Trading volume in Shanghai’s main spot contract meantime fell to an 8-session low, down by almost one-third from Monday’s total.

Despite rising in Yuan terms, the price of that Au(T+D) contract then ended Tuesday trade at a $5 discount to global quotes, as the Chinese price lagged the jump in Dollar prices to buy gold.

“The price is in accordance with China’s standard .9999 fine kilobars,” explains Jiang Shu, chief analyst for Shandong Gold Financial Holding Co., a subsidiary of the giant state-owned Shandong mining and processing group, “to better reflect market supply and demand in China, rather than the international movement.

“The new benchmark isn’t intended to follow price fluctuations in London or New York. The more important issue is China’s voice in gold pricing.”

“As long as it exists inside a closed monetary system,” agrees French investment bank and bullion market maker Societe Generale’s analyst Robin Bhar to Bloomberg, the new China Gold Fix “will have limited global repercussions.”

China is the world’s heaviest importer of gold, but exports of bullion – back onto tradable markets elsewhere – are banned.
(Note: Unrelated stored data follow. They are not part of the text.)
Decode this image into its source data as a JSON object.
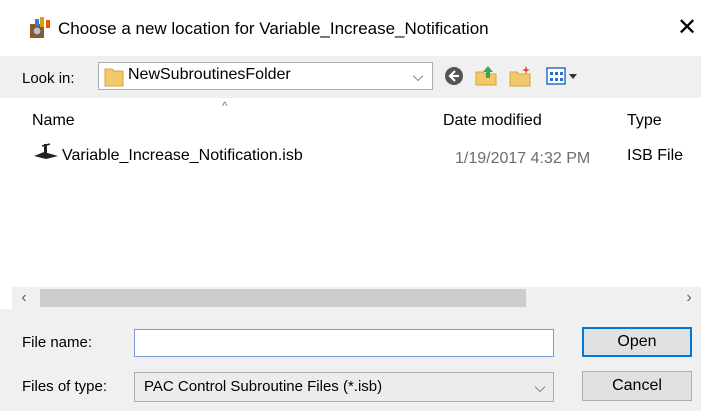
{
  "dialog": {
    "title": "Choose a new location for Variable_Increase_Notification",
    "close_glyph": "✕",
    "app_icon": "pac-control-app-icon"
  },
  "lookin": {
    "label": "Look in:",
    "value": "NewSubroutinesFolder",
    "folder_icon": "folder-icon",
    "arrow": "⌵"
  },
  "toolbar": {
    "icons": [
      "back-icon",
      "up-folder-icon",
      "new-folder-icon",
      "view-menu-icon"
    ]
  },
  "list": {
    "columns": [
      "Name",
      "Date modified",
      "Type"
    ],
    "sort_indicator": "^",
    "rows": [
      {
        "name": "Variable_Increase_Notification.isb",
        "date": "1/19/2017 4:32 PM",
        "type": "ISB File",
        "icon": "isb-file-icon"
      }
    ]
  },
  "scroll": {
    "left": "‹",
    "right": "›"
  },
  "filename": {
    "label": "File name:",
    "value": ""
  },
  "filetype": {
    "label": "Files of type:",
    "value": "PAC Control Subroutine Files (*.isb)",
    "arrow": "⌵"
  },
  "buttons": {
    "open": "Open",
    "cancel": "Cancel"
  },
  "colors": {
    "accent": "#0078d7",
    "folder": "#f3c86b"
  }
}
“For a truly efficient benchmark,” says Bhar, “the market has to be as unimpeded and unfettered as possible.”

The surge in silver prices meantime pushed the Gold/Silver Ratio of relative prices down to its lowest level since November at 73.7 and sharply below February’s near-decade highs above 80 ounces of silver per 1 ounce of gold.

“Silver looks poised to grind higher towards 18.50,” reckons  a new chart note from Bhar’s technical analysis colleagues at SocGen, pointing to several factors “but not least the projected target” from the inverted Head and Shoulder pattern which the metal “confirmed [by] breaking $16.15 levels.”